Kor, who said she had visited Auschwitz just a week earlier, said “crazy people are everywhere,” but we have the power to make a difference.
“I think only as citizens we have to use our own minds rather than listen to the rhetoric of the politicians’ political agenda,” Kor said.
The 83-year-old native Romanian and naturalized American citizen spoke on a day when President Donald Trump and first lady Melania Trump were scheduled to travel to Pittsburgh following the Saturday slaughter of 11 people and the wounding of six others at the Tree of Life synagogue.
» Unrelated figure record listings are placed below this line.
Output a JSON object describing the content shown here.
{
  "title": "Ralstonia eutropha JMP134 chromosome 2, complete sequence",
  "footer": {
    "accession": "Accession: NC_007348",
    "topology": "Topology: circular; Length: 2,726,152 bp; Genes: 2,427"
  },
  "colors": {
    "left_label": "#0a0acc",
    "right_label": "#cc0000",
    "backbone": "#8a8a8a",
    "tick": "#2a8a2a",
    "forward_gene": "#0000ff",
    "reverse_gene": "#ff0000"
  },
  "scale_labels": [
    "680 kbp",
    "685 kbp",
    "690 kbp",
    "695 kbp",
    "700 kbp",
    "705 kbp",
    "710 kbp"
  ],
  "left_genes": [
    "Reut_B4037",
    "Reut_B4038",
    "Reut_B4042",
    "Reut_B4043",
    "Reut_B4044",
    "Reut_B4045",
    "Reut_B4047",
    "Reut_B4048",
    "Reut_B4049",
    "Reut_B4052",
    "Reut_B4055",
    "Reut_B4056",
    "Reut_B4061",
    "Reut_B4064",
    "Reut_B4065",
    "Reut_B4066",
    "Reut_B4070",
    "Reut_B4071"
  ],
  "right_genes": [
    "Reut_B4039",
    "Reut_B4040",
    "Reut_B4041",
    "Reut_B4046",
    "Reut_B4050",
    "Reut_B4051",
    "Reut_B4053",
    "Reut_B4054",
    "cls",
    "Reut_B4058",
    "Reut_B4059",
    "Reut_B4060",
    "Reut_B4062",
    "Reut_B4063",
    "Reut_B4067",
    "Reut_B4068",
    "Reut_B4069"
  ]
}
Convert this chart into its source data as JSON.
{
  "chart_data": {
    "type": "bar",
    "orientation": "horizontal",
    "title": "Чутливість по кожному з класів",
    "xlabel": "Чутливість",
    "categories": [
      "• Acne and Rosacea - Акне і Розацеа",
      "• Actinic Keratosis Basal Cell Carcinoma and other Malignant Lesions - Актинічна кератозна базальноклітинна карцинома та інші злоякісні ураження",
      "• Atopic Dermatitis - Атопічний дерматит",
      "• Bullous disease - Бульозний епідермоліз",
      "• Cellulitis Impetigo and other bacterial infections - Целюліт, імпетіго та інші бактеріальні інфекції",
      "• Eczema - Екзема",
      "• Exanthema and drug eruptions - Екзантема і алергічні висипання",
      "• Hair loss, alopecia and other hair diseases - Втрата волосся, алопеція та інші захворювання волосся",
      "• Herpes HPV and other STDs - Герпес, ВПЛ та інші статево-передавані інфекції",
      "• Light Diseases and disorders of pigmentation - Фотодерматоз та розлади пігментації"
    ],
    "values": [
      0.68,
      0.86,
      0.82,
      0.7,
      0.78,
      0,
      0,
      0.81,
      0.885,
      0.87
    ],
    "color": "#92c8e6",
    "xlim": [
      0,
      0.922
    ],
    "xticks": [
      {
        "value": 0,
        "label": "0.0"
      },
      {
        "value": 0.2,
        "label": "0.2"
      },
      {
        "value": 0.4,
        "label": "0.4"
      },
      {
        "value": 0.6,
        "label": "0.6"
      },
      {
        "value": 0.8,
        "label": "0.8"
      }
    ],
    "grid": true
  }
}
A suspect who had posted anti-Semitic threats online, Robert Bowers, is in police custody.
The Trumps traveled with his daughter, Ivanka, and son-in-law, Jared Kushner, both of whom are Jewish.
While refusing to delve into presidential politics, Kor indicated that heated and vitriolic political verbiage “coming from every direction” has been counterproductive.
“My great dream is to take every member of Congress to Auschwitz on the selection platform and show them what would happen if they don’t get along with one another,” Kor said.
The “selection platform” was the location in the center of the death camp where a Nazi doctor determined who would be admitted to the camp and who would go straight to the gas chambers.
Eva and Miriam Moses were held captive in Auschwitz from 1944-45, when they were liberated by the Soviet army. All other members of their immediate family had been killed by the Nazis.
In 1995, Kor signed a “declaration of amnesty” officially forgiving all Holocaust perpetrators and Nazi sympathizers and left it at the former death camp.
“It made me feel unbelievably good that I even had the power to forgive the ‘Angel of Death’ of Auschwitz,” Kor said.
Dr. Josef Mengele, the so-called “Angel of Death,” conducted horrifying experiments on twins, homosexuals, Jews and other groups. Kor said Miriam and she received injections that made them sick. To this day, she said, she does not know what was in the syringes.
Kor said she learned four lessons from her unique life experiences:
• never give up on yourself or your dreams.
• prejudice is equal to hatred.
• forgive your worst enemy.
• do at least one thing to help make the world a better place.
The lecture was part of MTSU Holocaust Education Day ceremonies that included a panel discussion on the Holocaust, table displays on various aspects of the Holocaust and a showing of “The Story of Eva,” a documentary about Kor.